Simon B. Støvring
Developer with a passion for iOS and developer tools. Building Runestone, Scriptable, Jayson and Datajar. Aspiring home brewer.
What is your favourite developer tool and why?
I love developer tools and enjoy trying out new tools as well as building developer tools myself. However, my day-to-day setup is quite boring. I like to keep my setup fairly simple and not be too dependent on a long list of developer tools in my day-to-day work.
My favorite developer tool that I use almost daily must be the Nova app by Panic. It isn’t specific to iOS development but it’s by far my favorite text editor for macOS. I have a strong love for text editors, in particular text editors that feel modern while also remaining true to the platform, and I believe that’s exactly what Nova does.
What's one tool you wish you had used sooner?
For many years I used git solely through the terminal. One day I noticed that people I worked with made better commits than me. The changes in their commits were more specific and as such, it was easier to understand their thinking when reviewing PRs and browsing the history in a repository. I also noticed that they were faster at cherry-picking commits and rolling back changes. In short: they were better at using Git than I. I was only better at using Git through the terminal but what does that matter if the end result is worse?

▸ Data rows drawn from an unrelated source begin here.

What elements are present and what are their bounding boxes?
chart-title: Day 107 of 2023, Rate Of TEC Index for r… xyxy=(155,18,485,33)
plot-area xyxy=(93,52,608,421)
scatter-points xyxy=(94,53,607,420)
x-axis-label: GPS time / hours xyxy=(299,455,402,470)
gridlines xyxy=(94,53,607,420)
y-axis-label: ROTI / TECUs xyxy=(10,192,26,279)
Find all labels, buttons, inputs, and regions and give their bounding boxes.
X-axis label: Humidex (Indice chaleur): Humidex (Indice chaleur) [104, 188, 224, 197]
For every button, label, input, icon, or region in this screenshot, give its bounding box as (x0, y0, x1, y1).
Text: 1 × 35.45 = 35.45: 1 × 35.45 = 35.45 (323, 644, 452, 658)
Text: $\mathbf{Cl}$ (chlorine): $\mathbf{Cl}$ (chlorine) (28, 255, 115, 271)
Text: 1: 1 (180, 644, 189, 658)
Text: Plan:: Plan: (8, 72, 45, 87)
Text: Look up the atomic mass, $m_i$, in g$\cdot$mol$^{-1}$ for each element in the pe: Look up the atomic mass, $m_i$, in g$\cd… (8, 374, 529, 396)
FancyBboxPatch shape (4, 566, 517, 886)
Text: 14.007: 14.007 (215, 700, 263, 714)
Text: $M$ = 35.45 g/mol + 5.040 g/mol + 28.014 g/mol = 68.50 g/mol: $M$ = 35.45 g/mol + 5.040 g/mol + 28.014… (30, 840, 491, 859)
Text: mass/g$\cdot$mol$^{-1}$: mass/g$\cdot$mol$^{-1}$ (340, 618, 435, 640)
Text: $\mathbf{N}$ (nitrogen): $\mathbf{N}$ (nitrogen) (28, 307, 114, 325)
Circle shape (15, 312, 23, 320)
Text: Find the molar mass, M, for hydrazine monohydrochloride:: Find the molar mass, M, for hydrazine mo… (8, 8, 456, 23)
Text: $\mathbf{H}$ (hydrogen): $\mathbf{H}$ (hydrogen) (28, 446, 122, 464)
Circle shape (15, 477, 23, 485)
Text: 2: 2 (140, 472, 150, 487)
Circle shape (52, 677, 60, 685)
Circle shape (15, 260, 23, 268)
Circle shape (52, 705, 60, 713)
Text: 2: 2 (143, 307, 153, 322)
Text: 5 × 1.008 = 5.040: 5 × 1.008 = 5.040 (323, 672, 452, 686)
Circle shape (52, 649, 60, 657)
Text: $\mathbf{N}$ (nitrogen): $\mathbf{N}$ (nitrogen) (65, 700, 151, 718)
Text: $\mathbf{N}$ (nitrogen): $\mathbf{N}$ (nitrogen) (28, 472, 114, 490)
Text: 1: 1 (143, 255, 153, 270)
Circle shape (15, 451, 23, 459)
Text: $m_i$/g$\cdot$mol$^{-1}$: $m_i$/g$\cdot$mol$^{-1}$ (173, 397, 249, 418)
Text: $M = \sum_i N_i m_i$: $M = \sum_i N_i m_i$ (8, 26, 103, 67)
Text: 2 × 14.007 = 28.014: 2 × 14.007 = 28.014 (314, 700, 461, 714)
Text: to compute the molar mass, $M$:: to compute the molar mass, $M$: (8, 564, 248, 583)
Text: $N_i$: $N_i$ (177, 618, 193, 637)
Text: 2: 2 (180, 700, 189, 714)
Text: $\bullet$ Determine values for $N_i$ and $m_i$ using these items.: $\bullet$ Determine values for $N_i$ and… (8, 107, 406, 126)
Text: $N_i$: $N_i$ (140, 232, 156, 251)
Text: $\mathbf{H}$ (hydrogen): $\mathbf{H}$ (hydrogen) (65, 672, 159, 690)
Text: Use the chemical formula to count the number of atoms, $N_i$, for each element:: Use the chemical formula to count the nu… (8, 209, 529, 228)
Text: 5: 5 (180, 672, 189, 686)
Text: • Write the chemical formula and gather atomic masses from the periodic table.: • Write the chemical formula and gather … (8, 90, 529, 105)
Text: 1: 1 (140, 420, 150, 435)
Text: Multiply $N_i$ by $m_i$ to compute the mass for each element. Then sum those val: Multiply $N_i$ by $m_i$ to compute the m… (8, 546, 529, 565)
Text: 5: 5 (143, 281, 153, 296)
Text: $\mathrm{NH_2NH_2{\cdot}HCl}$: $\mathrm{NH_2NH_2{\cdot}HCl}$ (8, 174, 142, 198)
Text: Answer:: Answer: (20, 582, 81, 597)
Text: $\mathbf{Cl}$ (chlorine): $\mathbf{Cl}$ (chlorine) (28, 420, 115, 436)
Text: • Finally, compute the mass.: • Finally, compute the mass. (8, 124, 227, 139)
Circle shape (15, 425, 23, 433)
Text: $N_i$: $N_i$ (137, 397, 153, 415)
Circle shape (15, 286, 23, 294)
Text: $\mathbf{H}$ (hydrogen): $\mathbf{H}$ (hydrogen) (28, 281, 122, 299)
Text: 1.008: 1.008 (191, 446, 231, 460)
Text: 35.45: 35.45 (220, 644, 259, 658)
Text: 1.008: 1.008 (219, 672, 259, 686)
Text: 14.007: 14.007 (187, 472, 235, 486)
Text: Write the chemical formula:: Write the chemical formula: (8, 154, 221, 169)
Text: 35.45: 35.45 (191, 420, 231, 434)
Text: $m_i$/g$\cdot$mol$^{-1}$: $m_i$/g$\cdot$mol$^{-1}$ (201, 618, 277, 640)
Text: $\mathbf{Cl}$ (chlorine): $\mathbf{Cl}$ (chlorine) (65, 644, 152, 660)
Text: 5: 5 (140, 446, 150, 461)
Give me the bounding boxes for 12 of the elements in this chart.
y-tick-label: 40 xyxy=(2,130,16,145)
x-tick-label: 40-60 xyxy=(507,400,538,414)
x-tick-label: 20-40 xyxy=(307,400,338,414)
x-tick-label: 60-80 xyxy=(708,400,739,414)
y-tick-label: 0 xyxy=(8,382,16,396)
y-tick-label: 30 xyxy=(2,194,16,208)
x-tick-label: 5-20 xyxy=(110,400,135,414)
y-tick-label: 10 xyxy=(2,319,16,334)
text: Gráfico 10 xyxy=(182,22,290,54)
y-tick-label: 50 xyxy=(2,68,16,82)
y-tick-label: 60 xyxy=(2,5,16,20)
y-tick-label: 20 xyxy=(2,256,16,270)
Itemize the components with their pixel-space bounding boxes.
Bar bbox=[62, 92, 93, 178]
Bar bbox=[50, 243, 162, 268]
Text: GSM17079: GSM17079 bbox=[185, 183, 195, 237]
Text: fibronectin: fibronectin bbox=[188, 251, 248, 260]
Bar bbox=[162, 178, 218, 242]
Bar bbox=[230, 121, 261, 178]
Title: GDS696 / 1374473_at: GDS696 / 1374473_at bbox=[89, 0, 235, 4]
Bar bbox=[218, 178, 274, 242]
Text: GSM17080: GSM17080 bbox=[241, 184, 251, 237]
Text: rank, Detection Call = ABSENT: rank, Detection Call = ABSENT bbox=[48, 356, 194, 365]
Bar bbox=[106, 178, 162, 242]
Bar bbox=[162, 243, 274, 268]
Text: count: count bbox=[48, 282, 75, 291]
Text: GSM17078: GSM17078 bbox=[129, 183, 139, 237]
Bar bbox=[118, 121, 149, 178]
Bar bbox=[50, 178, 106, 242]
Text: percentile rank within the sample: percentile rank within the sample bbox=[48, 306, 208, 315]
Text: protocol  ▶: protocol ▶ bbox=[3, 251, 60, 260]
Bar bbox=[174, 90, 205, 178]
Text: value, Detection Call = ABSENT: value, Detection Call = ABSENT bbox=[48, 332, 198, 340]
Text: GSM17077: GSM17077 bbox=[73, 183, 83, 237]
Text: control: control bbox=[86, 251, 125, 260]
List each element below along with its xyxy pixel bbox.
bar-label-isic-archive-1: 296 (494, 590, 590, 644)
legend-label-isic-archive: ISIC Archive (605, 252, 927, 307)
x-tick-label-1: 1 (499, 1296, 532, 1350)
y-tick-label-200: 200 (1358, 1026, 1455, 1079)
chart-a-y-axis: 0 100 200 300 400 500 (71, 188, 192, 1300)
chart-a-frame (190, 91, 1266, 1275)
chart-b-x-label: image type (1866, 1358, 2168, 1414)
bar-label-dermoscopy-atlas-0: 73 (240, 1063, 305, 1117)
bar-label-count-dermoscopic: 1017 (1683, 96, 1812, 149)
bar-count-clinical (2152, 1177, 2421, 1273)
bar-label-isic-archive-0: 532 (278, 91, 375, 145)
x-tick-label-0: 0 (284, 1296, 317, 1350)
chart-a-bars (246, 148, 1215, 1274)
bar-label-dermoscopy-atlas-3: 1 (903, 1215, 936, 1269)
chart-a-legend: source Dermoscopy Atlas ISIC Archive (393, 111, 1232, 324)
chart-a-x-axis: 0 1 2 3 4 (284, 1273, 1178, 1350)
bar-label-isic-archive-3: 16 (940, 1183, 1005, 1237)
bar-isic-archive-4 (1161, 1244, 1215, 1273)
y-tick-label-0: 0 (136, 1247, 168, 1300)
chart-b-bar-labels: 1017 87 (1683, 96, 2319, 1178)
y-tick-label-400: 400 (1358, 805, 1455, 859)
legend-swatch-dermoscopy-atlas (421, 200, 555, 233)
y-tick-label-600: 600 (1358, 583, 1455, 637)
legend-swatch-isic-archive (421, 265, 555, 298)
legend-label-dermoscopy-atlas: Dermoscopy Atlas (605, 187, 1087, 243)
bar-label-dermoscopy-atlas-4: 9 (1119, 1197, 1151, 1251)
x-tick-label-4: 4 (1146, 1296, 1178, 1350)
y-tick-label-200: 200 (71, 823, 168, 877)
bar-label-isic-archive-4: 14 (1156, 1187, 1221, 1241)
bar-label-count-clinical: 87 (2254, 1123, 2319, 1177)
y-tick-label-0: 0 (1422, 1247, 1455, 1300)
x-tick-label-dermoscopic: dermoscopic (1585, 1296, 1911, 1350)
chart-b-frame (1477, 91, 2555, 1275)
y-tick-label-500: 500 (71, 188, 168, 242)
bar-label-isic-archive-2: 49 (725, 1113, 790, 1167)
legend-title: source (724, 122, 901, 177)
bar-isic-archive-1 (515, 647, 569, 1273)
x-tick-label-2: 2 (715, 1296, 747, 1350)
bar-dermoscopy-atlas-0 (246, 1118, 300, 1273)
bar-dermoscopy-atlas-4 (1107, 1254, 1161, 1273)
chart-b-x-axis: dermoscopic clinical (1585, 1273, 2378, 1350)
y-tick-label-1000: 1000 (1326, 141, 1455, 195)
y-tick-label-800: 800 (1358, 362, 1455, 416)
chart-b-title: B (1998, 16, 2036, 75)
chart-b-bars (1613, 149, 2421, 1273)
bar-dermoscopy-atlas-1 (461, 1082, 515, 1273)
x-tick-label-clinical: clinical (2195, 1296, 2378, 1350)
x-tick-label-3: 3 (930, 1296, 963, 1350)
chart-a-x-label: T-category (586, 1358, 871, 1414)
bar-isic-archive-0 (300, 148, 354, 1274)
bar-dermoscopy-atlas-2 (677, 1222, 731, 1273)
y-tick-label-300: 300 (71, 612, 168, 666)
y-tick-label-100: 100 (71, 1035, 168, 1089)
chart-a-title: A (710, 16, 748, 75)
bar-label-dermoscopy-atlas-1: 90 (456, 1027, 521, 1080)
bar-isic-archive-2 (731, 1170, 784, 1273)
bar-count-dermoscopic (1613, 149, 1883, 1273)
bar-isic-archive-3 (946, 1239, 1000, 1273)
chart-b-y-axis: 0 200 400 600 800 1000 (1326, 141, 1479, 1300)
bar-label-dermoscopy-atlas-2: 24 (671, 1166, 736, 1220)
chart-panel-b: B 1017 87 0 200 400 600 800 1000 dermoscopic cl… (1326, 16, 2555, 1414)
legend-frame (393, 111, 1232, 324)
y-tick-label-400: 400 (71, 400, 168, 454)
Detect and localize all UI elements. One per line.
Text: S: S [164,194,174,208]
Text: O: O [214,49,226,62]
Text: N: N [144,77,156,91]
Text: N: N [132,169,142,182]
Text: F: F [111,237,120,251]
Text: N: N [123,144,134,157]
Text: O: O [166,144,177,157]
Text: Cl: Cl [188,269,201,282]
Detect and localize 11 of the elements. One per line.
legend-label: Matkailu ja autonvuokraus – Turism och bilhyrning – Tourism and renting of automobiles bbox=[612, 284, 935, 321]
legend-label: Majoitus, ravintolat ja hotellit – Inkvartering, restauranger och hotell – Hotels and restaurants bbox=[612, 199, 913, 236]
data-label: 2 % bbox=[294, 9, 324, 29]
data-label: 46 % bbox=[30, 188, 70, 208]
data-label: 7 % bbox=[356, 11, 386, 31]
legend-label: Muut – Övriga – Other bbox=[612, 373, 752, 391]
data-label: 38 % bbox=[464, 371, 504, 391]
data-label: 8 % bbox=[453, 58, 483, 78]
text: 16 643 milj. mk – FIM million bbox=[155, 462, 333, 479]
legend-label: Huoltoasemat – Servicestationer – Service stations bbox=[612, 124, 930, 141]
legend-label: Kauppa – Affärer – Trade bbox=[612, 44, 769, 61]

I realized that I had gotten lazy when using Git and I had never really picked up the more advanced workflows. I decided to improve this and that’s when I went searching for a Git client with a GUI. I tried a few clients but none of them really clicked with me. Until I found Fork, a very powerful Git client developed by just two people. I’ve been using Fork for about three years and wish I had started using it much sooner.
What is a tool you couldn’t live without?
As someone who primarily makes software for iOS, the obvious answer would be Xcode. I spend a huge part of my day working in Xcode, and probably to a degree that I can barely live without it. Xcode is also the boring answer, so I’ll pick something else.
The one developer tool that has stayed in my toolchain for the longest, except for Xcode, is Charles. It’s a tool for viewing, debugging, modifying, and replaying network traffic. You can set up Charles to proxy all HTTP and HTTPS traffic from your Mac or iPhone to inspect and modify any request and response. This has been an important tool for me in debugging and understanding iOS apps for the past 10 years or so.
Charles is a Java app, so it doesn’t feel native to macOS. However, I live with that because I know my way around the app and it has been rock solid for years. If you’re only just getting into debugging network traffic with a proxy, I’d recommend taking a look at Proxyman, a native macOS app with features similar to Charles.
If you could choose one tool/app to be installed on Macs in all Apple stores, which one would it be and why?
For an app to be installed on Macs in Apple Stores, I think they have to appeal to a wide audience, be easy to get started with and be a prime example of how a Mac app should look and behave. I can’t think of any app that matches these criteria better than Sketch.
I use Sketch almost daily for designing my apps, and websites, mocking up ideas, and sometimes even just measuring distances in a screenshot. All of it is fast and intuitive. I know there are popular competitors to Sketch out there but none of them ‘click’ with me the same way that Sketch does. I think it’s the prime example of how a Mac app should look and behave.
Your top 5 apps on your Mac/iPhone/iPad?
Tot for quickly jotting down text that I don’t need to keep around. Text that I need to keep for a longer period of time goes into Notes.
Tweetbot for staying in touch with the iOS developer community.
Things. Without it, I wouldn’t get much done. Almost everything I need to do throughout a day, whether it is on my day job or in my spare time, goes into Things.
Fork. I feel like changing from using Git in the terminal to a GUI-based app has made me a better developer.
Sketch. For all the same reasons as listed previously. It’s one of those apps that I really enjoy using.